Bill Rouhana, CEO of Greenwich-based Chicken Soup for the Soul, said the absence of a “quiet period” proved an inestimable advantage. “We went directly to our fan base who were very enthusiastic,” he said at a recent appearance at NASDAQ where the firm  now lists on Nasdaq Global Market. With a price of $12 a share, the company raised $30 million.

The company’s business model shows fundamental strength. It currently has two successful shows airing on cable TV, the award-winning Hidden Heroes now in its second season on CBS, and another called Project Dad which is airing on TLC and two other Discovery networks.  The company’s entertainment unit acquired a controlling interest in a millennial-focused online journalism platform called A Plus, the founder of which, Celebrity actor Ashton Kutcher, retains a 23 percent stake. Kutcher is also an investor in Chicken Soup and is producer two new shows for CSSE. The pipeline for CSSE is also promising in that it has entered into agreements for two additional long-form shows with a division of NBCUniversal.

Chicken Soup Entertainment has grown rapidly from $8.7 million in 2016 to $20 million by the end of 2017. Operating earnings are projected to reach $12 million in 2017 compared to $3.7 million in 2016.
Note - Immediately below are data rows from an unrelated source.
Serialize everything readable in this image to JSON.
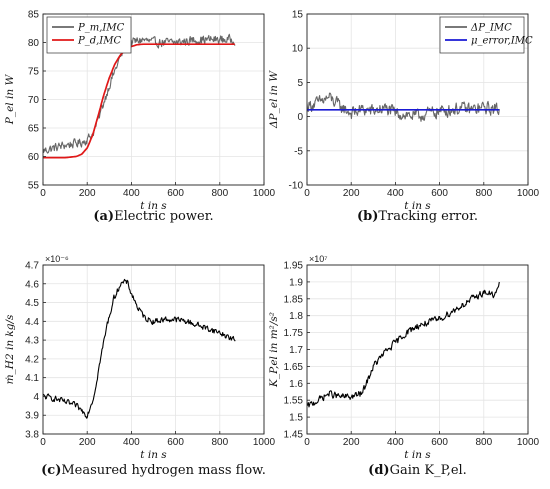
{
  "chart_data": [
    {
      "id": "power",
      "type": "line",
      "caption_letter": "(a)",
      "caption_text": "Electric power.",
      "xlabel": "t in s",
      "ylabel": "P_el in W",
      "xlim": [
        0,
        1000
      ],
      "ylim": [
        55,
        85
      ],
      "xticks": [
        0,
        200,
        400,
        600,
        800,
        1000
      ],
      "yticks": [
        55,
        60,
        65,
        70,
        75,
        80,
        85
      ],
      "legend_position": "top-left",
      "series": [
        {
          "name": "P_m,IMC",
          "color": "#666666",
          "noisy": true,
          "x": [
            0,
            50,
            100,
            150,
            175,
            200,
            225,
            250,
            275,
            300,
            325,
            350,
            375,
            400,
            450,
            500,
            600,
            700,
            800,
            870
          ],
          "values": [
            61.0,
            61.5,
            62.0,
            62.3,
            62.5,
            63.0,
            64.0,
            66.5,
            69.5,
            72.5,
            75.0,
            77.5,
            79.0,
            80.0,
            80.5,
            80.0,
            80.0,
            80.5,
            80.5,
            80.5
          ],
          "noise": 1.1
        },
        {
          "name": "P_d,IMC",
          "color": "#e01818",
          "noisy": false,
          "x": [
            0,
            100,
            150,
            175,
            200,
            225,
            250,
            275,
            300,
            325,
            350,
            375,
            400,
            425,
            450,
            500,
            600,
            700,
            800,
            870
          ],
          "values": [
            59.8,
            59.8,
            60.0,
            60.4,
            61.5,
            63.8,
            67.2,
            70.8,
            73.8,
            76.2,
            77.8,
            78.8,
            79.3,
            79.6,
            79.7,
            79.7,
            79.7,
            79.7,
            79.7,
            79.7
          ]
        }
      ]
    },
    {
      "id": "error",
      "type": "line",
      "caption_letter": "(b)",
      "caption_text": "Tracking error.",
      "xlabel": "t in s",
      "ylabel": "ΔP_el in W",
      "xlim": [
        0,
        1000
      ],
      "ylim": [
        -10,
        15
      ],
      "xticks": [
        0,
        200,
        400,
        600,
        800,
        1000
      ],
      "yticks": [
        -10,
        -5,
        0,
        5,
        10,
        15
      ],
      "legend_position": "top-right",
      "series": [
        {
          "name": "ΔP_IMC",
          "color": "#666666",
          "noisy": true,
          "x": [
            0,
            50,
            100,
            150,
            200,
            250,
            300,
            350,
            400,
            450,
            500,
            550,
            600,
            650,
            700,
            750,
            800,
            870
          ],
          "values": [
            1.5,
            2.0,
            2.8,
            1.5,
            0.5,
            1.0,
            0.8,
            1.2,
            0.5,
            0.3,
            0.0,
            0.5,
            0.8,
            1.0,
            1.2,
            1.0,
            1.3,
            1.0
          ],
          "noise": 1.3
        },
        {
          "name": "μ_error,IMC",
          "color": "#1a1ad4",
          "noisy": false,
          "x": [
            0,
            870
          ],
          "values": [
            1.0,
            1.0
          ]
        }
      ]
    },
    {
      "id": "hydrogen",
      "type": "line",
      "caption_letter": "(c)",
      "caption_text": "Measured hydrogen mass flow.",
      "xlabel": "t in s",
      "ylabel": "ṁ_H2 in kg/s",
      "exponent": "×10⁻⁶",
      "xlim": [
        0,
        1000
      ],
      "ylim": [
        3.8,
        4.7
      ],
      "xticks": [
        0,
        200,
        400,
        600,
        800,
        1000
      ],
      "yticks": [
        3.8,
        3.9,
        4.0,
        4.1,
        4.2,
        4.3,
        4.4,
        4.5,
        4.6,
        4.7
      ],
      "series": [
        {
          "name": "",
          "color": "#000000",
          "noisy": true,
          "x": [
            0,
            50,
            100,
            150,
            200,
            230,
            260,
            290,
            320,
            350,
            380,
            400,
            430,
            460,
            500,
            550,
            600,
            650,
            700,
            750,
            800,
            850,
            870
          ],
          "values": [
            4.0,
            3.99,
            3.97,
            3.95,
            3.9,
            4.0,
            4.2,
            4.38,
            4.52,
            4.6,
            4.61,
            4.55,
            4.47,
            4.42,
            4.4,
            4.41,
            4.41,
            4.4,
            4.38,
            4.36,
            4.34,
            4.31,
            4.3
          ],
          "noise": 0.022
        }
      ]
    },
    {
      "id": "gain",
      "type": "line",
      "caption_letter": "(d)",
      "caption_text": "Gain K_P,el.",
      "xlabel": "t in s",
      "ylabel": "K_P,el in m²/s²",
      "exponent": "×10⁷",
      "xlim": [
        0,
        1000
      ],
      "ylim": [
        1.45,
        1.95
      ],
      "xticks": [
        0,
        200,
        400,
        600,
        800,
        1000
      ],
      "yticks": [
        1.45,
        1.5,
        1.55,
        1.6,
        1.65,
        1.7,
        1.75,
        1.8,
        1.85,
        1.9,
        1.95
      ],
      "series": [
        {
          "name": "",
          "color": "#000000",
          "noisy": true,
          "x": [
            0,
            50,
            100,
            150,
            200,
            250,
            275,
            300,
            350,
            400,
            450,
            500,
            550,
            600,
            650,
            700,
            750,
            800,
            850,
            870
          ],
          "values": [
            1.53,
            1.55,
            1.57,
            1.56,
            1.56,
            1.57,
            1.61,
            1.65,
            1.69,
            1.72,
            1.75,
            1.77,
            1.78,
            1.79,
            1.81,
            1.83,
            1.85,
            1.87,
            1.86,
            1.89
          ],
          "noise": 0.014
        }
      ]
    }
  ]
}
Because they were among the first to pursue a Reg A+ offering, Rouhana says the cost and time may not have been cheaper than a traditional IPO, but “we created a methodology others can use,” he observes.

Because investors are making a bet on management, Rouhana advises to get out and “talk to potential investors. They want to understand what you’re doing and who you are.”  Rouhana had his team market the company through social media. “Most small companies trying to raise capital get lost,” he says. “With social media you can reach people who really are interested. If they like your story they will respond.”